Relative $CW$-complexes and Serre fibrations Suppose we have a (continuous) map $p:E\rightarrow X$. Assume that $p$ has the right lifting property with respect to any relative $CW$-complex $i:A\rightarrow B$. I want to show that $p$ is a Serre fibration and a weak equivalence. 
The first part, to prove that $p$ is a Serre fibration is easy since $I^n\rightarrow I^{n+1}$ is a relative $CW$-complex. But how to prove that $p$ is a weak equivalence. We have to show that the induced map $p_*$ is a isomorphism of homotopy groups for each $n\in\mathbb{N}$ and each base point $e_0\in E$. 
Can one use CW-approximation, Whitehead Theorem of a result which is related to this facts?
Thanks.
 A: The inclusions $S^n \to D^{n+1}$ and $* \to S^n$ are relative CW-complexes, so any diagram like one of the following two has a homotopy lift:
$$\require{AMScd}
\begin{CD}
S^n @>>> E @. * @>>> E \\
@VVV @VVV @VVV @VVV \\
D^{n+1} @>>> B @. S^n @>>> B
\end{CD}$$
By taking $n=0$ it's easy to see that this $p$ is a bijection on $\pi_0$ (basically use the same technique as below, I just don't want to write down base points). WLOG we can thus assume that $E$ and $B$ are path connected. Now the morphism $p_* : \pi_n E \to \pi_n B$ is:


*

*injective: if $\alpha \in \pi_n E$ is such that $p_* \alpha = 0$, let $f : S^n \to B$ be a representative. $p_* \alpha = 0$ means that $p \circ f$ is nullhomotopic, or equivalently factors through $D^{n+1}$ (up to homotopy). But by the lifting property of the first diagram, this implies that $f$ factors through $D^{n+1}$ though up to homotopy, so $\alpha = 0$.

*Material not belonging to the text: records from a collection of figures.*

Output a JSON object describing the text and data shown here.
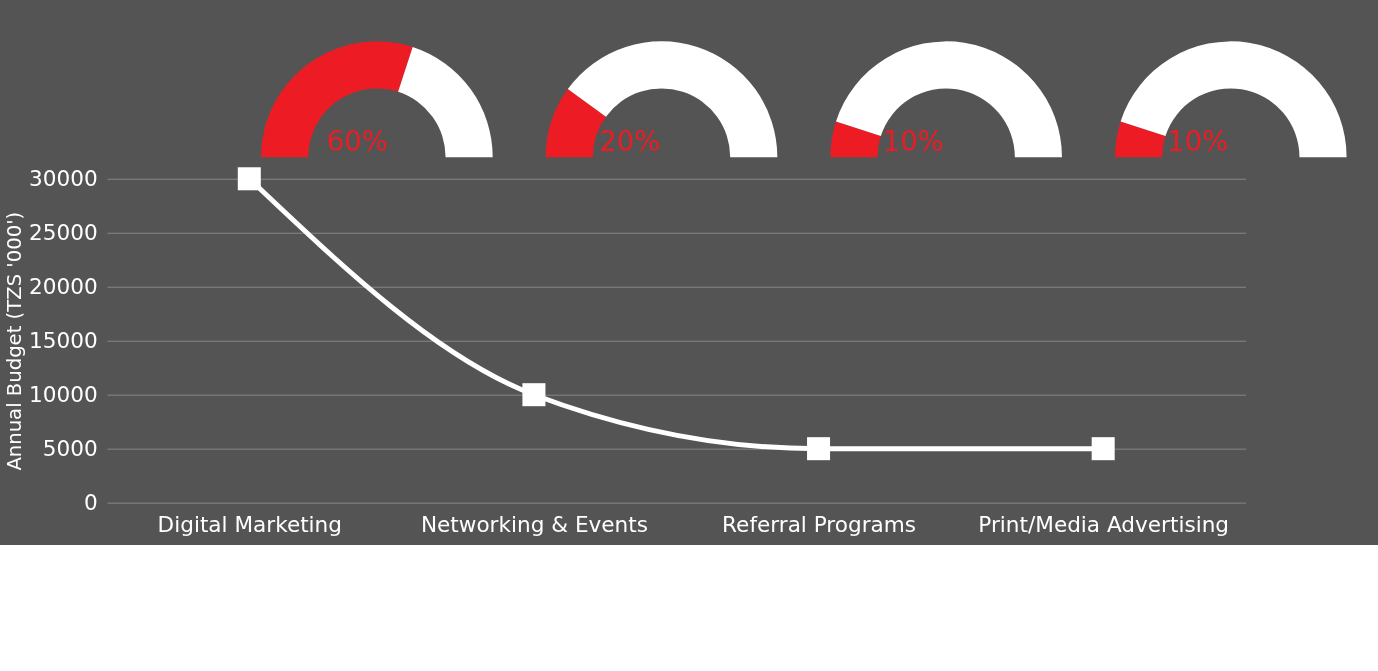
{
  "chart_data": [
    {
      "type": "donut",
      "categories": [
        null,
        null
      ],
      "values": [
        60,
        40
      ],
      "colors": [
        "#ed1c24",
        "#ffffff"
      ],
      "value_labels": [
        "60%",
        null
      ]
    },
    {
      "type": "donut",
      "categories": [
        null,
        null
      ],
      "values": [
        20,
        80
      ],
      "colors": [
        "#ed1c24",
        "#ffffff"
      ],
      "value_labels": [
        "20%",
        null
      ]
    },
    {
      "type": "donut",
      "categories": [
        null,
        null
      ],
      "values": [
        10,
        90
      ],
      "colors": [
        "#ed1c24",
        "#ffffff"
      ],
      "value_labels": [
        "10%",
        null
      ]
    },
    {
      "type": "donut",
      "categories": [
        null,
        null
      ],
      "values": [
        10,
        90
      ],
      "colors": [
        "#ed1c24",
        "#ffffff"
      ],
      "value_labels": [
        "10%",
        null
      ]
    },
    {
      "type": "line",
      "ylabel": "Annual Budget (TZS '000')",
      "categories": [
        "Digital Marketing",
        "Networking & Events",
        "Referral Programs",
        "Print/Media Advertising"
      ],
      "series": [
        {
          "color": "#ffffff",
          "values": [
            30000,
            10000,
            5000,
            5000
          ]
        }
      ],
      "ylim": [
        0,
        30000
      ],
      "yticks": [
        0,
        5000,
        10000,
        15000,
        20000,
        25000,
        30000
      ],
      "grid": "y",
      "marker": "square",
      "line_style": "solid"
    }
  ]
}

*surjective: let $\alpha \in \pi_n B$ be represented by $f : S^n \to B$. Then by the lifting property of the second diagram, $f$ has a homotopy lift $g : S^n \to E$ such that $p \circ g \simeq f$. Then $p_* [g] = \alpha$.
Therefore $p$ is a isomorphism on all homotopy groups, so it's a weak equivalence. For the record, such a map $p$ is called an acyclic Serre fibration.